Consequentemente, durante a pendência do processo, os credores apenas poderão exercer os seus direitos no âmbito do processo de insolvência (art. 90.º), deixando [...] de poder instaurar acções independentes ou continuar a prosseguir outros processos à margem do processo de insolvência. Assim se garante a intangibilidade do património do devedor, já que a massa insolvente deixa de poder ser utilizada como garantia geral de outros créditos que não aqueles que sejam exercidos no processo de insolvência”.

A dívida exequenda – resultante do aceite e do aval pelos executados de uma letra que o exequente deu à execução – foi constituída após a declaração de insolvência daqueles, tendo, consequentemente reflexos sobre o poder de actuação dos devedores no domínio das suas esferas patrimoniais, não tendo necessariamente de afectar a massa insolvente.
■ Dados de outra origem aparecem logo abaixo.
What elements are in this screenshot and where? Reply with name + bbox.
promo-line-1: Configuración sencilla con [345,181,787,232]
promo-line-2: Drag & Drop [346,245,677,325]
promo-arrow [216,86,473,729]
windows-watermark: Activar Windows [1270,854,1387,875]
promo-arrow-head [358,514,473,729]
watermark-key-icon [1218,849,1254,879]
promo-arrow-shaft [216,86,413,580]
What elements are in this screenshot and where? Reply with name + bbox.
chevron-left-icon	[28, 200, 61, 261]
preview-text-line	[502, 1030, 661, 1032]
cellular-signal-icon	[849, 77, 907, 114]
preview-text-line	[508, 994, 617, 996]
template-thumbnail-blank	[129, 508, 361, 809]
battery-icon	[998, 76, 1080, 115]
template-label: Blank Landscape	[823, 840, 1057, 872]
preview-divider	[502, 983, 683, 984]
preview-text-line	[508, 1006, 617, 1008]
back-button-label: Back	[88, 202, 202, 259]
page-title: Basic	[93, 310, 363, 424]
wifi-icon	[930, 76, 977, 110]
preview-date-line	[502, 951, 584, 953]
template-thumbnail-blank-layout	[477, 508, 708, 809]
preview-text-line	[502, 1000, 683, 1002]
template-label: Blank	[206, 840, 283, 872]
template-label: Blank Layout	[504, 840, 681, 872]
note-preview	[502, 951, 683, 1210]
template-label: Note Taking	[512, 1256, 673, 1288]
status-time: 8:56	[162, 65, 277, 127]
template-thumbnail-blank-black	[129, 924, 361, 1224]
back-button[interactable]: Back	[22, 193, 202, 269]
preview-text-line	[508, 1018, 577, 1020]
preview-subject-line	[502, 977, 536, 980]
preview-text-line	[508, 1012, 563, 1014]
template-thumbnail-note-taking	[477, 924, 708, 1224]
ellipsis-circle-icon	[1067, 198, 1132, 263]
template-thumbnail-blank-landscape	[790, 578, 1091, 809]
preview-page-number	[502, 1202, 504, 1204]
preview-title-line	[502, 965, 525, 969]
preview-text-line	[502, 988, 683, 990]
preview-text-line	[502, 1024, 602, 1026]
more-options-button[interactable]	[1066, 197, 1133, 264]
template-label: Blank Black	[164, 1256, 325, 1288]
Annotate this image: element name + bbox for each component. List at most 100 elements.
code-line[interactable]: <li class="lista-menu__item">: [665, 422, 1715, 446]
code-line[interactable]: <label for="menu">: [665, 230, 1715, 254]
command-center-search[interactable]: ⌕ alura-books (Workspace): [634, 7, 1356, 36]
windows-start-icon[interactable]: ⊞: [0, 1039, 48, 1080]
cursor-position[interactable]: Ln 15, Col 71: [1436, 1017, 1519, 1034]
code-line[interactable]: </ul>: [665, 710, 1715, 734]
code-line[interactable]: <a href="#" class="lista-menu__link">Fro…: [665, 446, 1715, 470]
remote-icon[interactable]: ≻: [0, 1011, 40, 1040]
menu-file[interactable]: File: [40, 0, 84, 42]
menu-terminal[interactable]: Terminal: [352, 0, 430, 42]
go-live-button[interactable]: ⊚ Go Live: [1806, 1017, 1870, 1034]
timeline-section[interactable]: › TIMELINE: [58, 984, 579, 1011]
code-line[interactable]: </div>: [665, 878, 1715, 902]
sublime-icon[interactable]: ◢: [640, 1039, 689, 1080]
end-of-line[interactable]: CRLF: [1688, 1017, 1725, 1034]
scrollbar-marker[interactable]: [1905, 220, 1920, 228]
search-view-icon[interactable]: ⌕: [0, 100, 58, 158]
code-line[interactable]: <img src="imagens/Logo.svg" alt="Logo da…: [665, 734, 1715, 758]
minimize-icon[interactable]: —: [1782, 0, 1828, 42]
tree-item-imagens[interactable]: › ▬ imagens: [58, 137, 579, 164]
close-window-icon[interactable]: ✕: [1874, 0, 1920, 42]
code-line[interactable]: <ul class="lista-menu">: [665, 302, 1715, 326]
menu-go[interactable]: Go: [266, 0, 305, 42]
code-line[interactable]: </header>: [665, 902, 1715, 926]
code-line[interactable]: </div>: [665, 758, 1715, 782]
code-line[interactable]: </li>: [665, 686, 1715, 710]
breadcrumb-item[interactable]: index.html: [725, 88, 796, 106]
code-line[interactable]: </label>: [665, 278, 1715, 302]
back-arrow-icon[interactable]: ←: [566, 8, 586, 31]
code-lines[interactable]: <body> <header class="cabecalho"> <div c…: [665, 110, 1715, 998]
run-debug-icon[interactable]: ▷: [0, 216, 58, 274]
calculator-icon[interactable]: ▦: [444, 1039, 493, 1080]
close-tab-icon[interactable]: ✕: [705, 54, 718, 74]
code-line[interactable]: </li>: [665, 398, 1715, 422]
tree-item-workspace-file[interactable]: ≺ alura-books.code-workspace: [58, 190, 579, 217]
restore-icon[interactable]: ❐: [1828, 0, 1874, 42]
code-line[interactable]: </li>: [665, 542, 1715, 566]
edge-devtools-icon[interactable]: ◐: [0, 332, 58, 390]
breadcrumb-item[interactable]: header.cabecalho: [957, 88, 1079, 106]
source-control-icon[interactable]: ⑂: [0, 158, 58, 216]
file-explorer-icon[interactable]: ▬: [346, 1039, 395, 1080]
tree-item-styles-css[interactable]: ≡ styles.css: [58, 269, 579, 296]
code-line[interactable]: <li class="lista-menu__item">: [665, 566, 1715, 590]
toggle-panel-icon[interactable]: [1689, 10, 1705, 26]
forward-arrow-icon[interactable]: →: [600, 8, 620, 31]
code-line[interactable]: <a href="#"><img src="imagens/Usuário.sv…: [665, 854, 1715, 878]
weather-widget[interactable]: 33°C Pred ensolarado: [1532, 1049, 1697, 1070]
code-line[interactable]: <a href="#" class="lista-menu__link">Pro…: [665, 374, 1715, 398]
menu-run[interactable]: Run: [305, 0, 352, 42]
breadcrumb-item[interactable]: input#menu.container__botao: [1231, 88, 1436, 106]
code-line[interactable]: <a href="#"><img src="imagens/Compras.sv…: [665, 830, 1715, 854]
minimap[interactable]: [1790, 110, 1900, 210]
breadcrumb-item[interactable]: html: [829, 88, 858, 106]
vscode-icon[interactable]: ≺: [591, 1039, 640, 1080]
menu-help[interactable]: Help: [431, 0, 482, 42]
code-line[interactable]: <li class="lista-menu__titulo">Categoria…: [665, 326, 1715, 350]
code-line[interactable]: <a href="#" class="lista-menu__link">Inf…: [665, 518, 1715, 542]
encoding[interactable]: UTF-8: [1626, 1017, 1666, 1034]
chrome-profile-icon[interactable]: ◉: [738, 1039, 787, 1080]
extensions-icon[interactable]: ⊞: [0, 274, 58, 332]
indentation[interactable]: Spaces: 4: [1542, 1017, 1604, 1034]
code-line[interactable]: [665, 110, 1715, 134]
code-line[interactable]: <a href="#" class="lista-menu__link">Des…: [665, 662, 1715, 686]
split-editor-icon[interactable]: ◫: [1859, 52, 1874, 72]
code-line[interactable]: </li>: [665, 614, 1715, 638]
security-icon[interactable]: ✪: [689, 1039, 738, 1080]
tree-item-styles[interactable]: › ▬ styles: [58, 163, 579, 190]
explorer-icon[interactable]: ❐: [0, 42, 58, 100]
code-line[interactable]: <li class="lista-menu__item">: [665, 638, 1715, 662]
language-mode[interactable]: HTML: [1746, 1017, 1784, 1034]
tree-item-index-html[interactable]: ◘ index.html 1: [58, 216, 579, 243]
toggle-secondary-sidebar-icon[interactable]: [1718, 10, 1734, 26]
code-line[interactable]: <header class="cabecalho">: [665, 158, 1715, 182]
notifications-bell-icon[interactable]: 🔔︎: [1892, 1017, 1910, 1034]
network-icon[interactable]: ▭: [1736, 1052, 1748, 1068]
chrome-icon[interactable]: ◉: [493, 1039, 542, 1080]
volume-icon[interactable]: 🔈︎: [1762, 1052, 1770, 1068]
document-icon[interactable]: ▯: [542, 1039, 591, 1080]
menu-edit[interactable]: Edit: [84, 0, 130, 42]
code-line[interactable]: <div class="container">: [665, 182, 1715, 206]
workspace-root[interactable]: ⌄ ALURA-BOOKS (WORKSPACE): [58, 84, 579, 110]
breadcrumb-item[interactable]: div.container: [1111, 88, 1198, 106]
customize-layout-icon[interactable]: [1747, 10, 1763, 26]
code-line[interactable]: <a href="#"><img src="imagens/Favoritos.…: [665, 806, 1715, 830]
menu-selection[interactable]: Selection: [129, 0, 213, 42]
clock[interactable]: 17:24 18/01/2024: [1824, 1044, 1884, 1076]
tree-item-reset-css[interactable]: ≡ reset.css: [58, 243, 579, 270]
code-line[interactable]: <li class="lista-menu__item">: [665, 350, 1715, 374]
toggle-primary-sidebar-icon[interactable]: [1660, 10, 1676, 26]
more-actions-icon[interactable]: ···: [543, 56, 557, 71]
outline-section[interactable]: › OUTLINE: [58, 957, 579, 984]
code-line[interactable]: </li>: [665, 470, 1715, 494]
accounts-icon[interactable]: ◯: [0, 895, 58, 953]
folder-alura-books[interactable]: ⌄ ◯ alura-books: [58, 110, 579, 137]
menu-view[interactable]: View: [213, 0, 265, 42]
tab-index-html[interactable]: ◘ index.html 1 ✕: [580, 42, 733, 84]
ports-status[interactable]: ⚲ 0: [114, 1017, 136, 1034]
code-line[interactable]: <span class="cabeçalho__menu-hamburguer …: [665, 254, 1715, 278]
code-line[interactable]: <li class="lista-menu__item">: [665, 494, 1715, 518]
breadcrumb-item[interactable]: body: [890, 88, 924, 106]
Accionados os devedores por via do aceite e do aval da letra exequenda, respondem os mesmos, com o seu património, pelo cumprimento da obrigação cambiária, que constitui dívida própria dos executados. Como resulta do artigo 81º, nº 8, a) do CIRE, estando em causa actos praticados pelo insolvente após a declaração de insolvência que não contrariem o disposto no n.º 1, “pelas dívidas do insolvente respondem apenas os seus bens não integrantes na massa insolvente”. 

Não tendo os actos praticados pelos insolventes – aceite e aval da letra exequenda após a declaração de insolvência - necessariamente que se reflectir sobre a massa insolvente [de resto, a decisão recorrida nem sequer questiona a eficácia desses actos], respondendo os executados pela dívida [própria] exequenda [exclusivamente] com os seus patrimónios, nenhum obstáculo legal se coloca quanto à admissibilidade da execução nos termos em que foi instaurada, não se configurando a excepção dilatória que ditou a rejeição da execução.

Se a exequente conseguirá ou não obter a satisfação do seu crédito através do património próprio dos executados, sem afectação da massa insolvente, como se exige, é questão que se há-de colocar no decurso da acção executiva, enquanto não ocorrer o encerramento do processo de insolvência [...], mas que não interfere com a admissibilidade da instauração dessa execução."